4. Solid base, agile development.
Creating and staying on track to your onboarding and development plan is important but don’t allow it to restrict further improvement or lose the ability to be agile when bumps in the road occur.
Things happen! The team member that is responsible for training may also be filling more than one role at the time which may slow down training or your farm may face a health challenge during the process. Both of which have happened to me, you, and all of us to some degree. What’s important is that we take our time to check in on the progress being made and what are the “true” next steps.
I say “true,” because it needs to be a truthful evaluation. Not an excuse for not completing training nor an unempathetic response if adversity is being faced.
So to stay ahead of challenges and ensure your team is brought on board and up to speed the best possible, implement scheduled check-ins with the new team member.
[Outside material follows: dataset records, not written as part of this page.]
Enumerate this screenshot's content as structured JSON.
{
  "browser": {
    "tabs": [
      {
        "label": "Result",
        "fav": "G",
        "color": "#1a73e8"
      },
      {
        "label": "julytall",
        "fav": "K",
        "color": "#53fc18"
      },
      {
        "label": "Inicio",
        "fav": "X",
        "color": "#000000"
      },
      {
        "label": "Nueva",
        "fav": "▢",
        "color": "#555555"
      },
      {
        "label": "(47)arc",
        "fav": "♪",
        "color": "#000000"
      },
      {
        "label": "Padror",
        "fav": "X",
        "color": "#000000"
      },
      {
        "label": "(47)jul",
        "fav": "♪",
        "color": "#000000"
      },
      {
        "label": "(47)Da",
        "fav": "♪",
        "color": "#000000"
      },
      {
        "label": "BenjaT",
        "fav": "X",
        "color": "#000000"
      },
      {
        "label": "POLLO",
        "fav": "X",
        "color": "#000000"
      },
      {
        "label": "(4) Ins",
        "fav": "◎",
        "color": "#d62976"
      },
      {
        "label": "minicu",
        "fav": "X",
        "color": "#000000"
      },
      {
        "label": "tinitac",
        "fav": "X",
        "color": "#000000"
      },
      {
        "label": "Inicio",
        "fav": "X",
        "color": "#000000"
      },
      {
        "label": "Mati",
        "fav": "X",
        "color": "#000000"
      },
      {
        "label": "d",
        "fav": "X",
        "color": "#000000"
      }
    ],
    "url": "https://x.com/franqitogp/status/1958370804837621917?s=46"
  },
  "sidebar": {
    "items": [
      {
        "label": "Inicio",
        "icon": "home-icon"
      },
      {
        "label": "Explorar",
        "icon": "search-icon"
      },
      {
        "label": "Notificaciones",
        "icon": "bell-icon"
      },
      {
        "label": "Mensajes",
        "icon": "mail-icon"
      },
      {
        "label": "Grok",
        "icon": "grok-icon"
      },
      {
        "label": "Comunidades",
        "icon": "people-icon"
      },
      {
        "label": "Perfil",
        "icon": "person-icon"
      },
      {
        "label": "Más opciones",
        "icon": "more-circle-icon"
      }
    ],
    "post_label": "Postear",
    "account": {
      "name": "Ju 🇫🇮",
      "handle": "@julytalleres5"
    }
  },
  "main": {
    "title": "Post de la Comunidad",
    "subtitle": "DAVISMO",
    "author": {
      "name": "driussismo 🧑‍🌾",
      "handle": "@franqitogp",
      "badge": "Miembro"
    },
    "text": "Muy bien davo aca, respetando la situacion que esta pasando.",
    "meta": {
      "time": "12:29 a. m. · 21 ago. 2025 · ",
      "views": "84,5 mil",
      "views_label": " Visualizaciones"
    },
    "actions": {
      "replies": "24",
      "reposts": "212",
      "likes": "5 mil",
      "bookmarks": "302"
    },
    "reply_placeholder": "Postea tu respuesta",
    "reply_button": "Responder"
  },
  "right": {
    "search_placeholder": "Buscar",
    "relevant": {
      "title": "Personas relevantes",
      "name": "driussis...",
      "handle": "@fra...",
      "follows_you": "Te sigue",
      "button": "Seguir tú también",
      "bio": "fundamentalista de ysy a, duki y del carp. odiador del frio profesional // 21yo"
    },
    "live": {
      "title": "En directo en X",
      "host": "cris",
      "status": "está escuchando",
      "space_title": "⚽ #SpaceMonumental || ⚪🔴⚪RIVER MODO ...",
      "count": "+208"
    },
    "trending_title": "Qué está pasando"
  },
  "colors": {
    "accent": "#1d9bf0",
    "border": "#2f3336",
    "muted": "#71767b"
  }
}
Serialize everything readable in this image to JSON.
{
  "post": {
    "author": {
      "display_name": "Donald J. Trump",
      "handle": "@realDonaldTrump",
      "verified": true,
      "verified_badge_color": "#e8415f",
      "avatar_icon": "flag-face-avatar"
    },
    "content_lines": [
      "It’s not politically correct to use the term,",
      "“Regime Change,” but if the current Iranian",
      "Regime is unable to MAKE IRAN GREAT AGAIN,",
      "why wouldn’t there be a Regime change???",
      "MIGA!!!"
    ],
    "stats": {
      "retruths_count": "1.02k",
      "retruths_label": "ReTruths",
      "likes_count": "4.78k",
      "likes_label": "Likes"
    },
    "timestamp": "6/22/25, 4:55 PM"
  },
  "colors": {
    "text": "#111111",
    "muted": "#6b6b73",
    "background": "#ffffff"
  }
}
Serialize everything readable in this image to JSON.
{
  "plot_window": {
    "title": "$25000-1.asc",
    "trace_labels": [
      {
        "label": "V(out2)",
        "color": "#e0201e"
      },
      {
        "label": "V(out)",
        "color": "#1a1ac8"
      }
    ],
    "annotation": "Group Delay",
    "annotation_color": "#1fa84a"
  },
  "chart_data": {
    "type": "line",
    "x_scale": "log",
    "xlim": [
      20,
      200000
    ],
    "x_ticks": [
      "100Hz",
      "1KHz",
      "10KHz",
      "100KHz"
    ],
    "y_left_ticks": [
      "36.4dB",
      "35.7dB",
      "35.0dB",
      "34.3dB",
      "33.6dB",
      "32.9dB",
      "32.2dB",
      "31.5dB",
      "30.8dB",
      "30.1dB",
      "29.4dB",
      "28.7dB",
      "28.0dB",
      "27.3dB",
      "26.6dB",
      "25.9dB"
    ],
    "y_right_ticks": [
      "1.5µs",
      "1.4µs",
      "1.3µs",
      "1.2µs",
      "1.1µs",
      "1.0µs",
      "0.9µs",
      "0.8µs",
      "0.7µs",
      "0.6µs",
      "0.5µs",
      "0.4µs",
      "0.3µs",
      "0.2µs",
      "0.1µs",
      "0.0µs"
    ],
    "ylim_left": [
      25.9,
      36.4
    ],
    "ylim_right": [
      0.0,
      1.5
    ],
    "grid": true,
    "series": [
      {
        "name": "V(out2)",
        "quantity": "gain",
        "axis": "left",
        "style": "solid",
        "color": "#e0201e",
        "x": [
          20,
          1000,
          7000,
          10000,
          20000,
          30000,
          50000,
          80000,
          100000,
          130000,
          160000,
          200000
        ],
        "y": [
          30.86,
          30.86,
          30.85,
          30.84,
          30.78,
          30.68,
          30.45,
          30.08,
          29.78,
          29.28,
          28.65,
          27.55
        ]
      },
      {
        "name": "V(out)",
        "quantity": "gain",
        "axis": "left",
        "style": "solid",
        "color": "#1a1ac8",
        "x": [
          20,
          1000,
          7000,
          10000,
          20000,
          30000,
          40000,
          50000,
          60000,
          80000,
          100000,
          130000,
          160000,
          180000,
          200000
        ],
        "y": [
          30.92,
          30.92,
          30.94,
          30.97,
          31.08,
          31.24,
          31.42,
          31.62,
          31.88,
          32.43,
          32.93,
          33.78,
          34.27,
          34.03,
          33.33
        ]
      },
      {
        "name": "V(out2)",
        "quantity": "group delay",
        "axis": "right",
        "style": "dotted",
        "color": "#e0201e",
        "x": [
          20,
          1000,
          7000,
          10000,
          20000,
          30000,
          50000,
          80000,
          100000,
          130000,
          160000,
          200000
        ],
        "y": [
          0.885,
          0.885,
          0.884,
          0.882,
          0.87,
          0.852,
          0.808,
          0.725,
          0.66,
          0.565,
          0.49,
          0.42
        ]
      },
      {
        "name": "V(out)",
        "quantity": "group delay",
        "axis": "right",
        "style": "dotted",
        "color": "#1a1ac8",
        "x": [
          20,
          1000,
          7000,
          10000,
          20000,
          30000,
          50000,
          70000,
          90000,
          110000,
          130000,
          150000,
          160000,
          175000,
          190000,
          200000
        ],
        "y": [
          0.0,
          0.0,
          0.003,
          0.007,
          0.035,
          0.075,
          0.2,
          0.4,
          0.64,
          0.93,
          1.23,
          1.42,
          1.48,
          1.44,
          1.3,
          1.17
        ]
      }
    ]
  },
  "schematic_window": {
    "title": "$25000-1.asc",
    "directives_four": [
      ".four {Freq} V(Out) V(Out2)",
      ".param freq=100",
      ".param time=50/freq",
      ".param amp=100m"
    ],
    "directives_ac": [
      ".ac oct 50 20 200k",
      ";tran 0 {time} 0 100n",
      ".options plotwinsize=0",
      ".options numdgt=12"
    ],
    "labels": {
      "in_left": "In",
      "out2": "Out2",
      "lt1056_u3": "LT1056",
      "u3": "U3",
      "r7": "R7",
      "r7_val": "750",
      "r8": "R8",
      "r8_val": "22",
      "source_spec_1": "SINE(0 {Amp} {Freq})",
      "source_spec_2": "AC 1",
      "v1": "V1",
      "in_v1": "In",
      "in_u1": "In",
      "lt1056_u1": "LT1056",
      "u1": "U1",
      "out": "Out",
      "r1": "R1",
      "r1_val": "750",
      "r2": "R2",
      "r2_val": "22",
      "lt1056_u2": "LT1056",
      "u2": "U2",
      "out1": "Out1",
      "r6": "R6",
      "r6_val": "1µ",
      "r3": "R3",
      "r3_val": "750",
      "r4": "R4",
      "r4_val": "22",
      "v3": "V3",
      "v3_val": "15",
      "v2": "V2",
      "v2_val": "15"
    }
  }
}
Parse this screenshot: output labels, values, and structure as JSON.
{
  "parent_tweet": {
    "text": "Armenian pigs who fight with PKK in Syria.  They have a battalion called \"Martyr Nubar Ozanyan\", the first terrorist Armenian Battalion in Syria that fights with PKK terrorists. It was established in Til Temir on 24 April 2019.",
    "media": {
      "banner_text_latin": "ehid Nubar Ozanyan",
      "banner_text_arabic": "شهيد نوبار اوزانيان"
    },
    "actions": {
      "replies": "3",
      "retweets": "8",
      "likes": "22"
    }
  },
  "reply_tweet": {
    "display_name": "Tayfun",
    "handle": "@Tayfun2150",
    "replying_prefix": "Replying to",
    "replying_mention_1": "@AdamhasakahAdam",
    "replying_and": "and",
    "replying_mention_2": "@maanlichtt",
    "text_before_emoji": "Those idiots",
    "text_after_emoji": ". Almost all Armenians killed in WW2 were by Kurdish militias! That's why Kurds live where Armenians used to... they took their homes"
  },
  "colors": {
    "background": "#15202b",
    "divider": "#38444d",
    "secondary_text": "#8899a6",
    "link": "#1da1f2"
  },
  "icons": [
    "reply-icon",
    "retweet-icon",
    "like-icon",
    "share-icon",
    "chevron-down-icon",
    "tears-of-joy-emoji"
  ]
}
Include a simple “what’s next” process to guide them through successfully.
When it hits a 30, 60 and/or 90 day review (whatever your process is) take feedback and see if any adjustments need to be made to the onboarding process. Maybe there was something new you discovered that should be a focal point going forward. Or maybe there was some information or steps that can be removed as well.
And that caps off my “4 Pillars to Onboarding.” While it may not be fancy or the new flavor I am pretty confident that you can build a great onboarding experience off of these four pillars and who knows … maybe help a lot of us get back to a good foundation as well.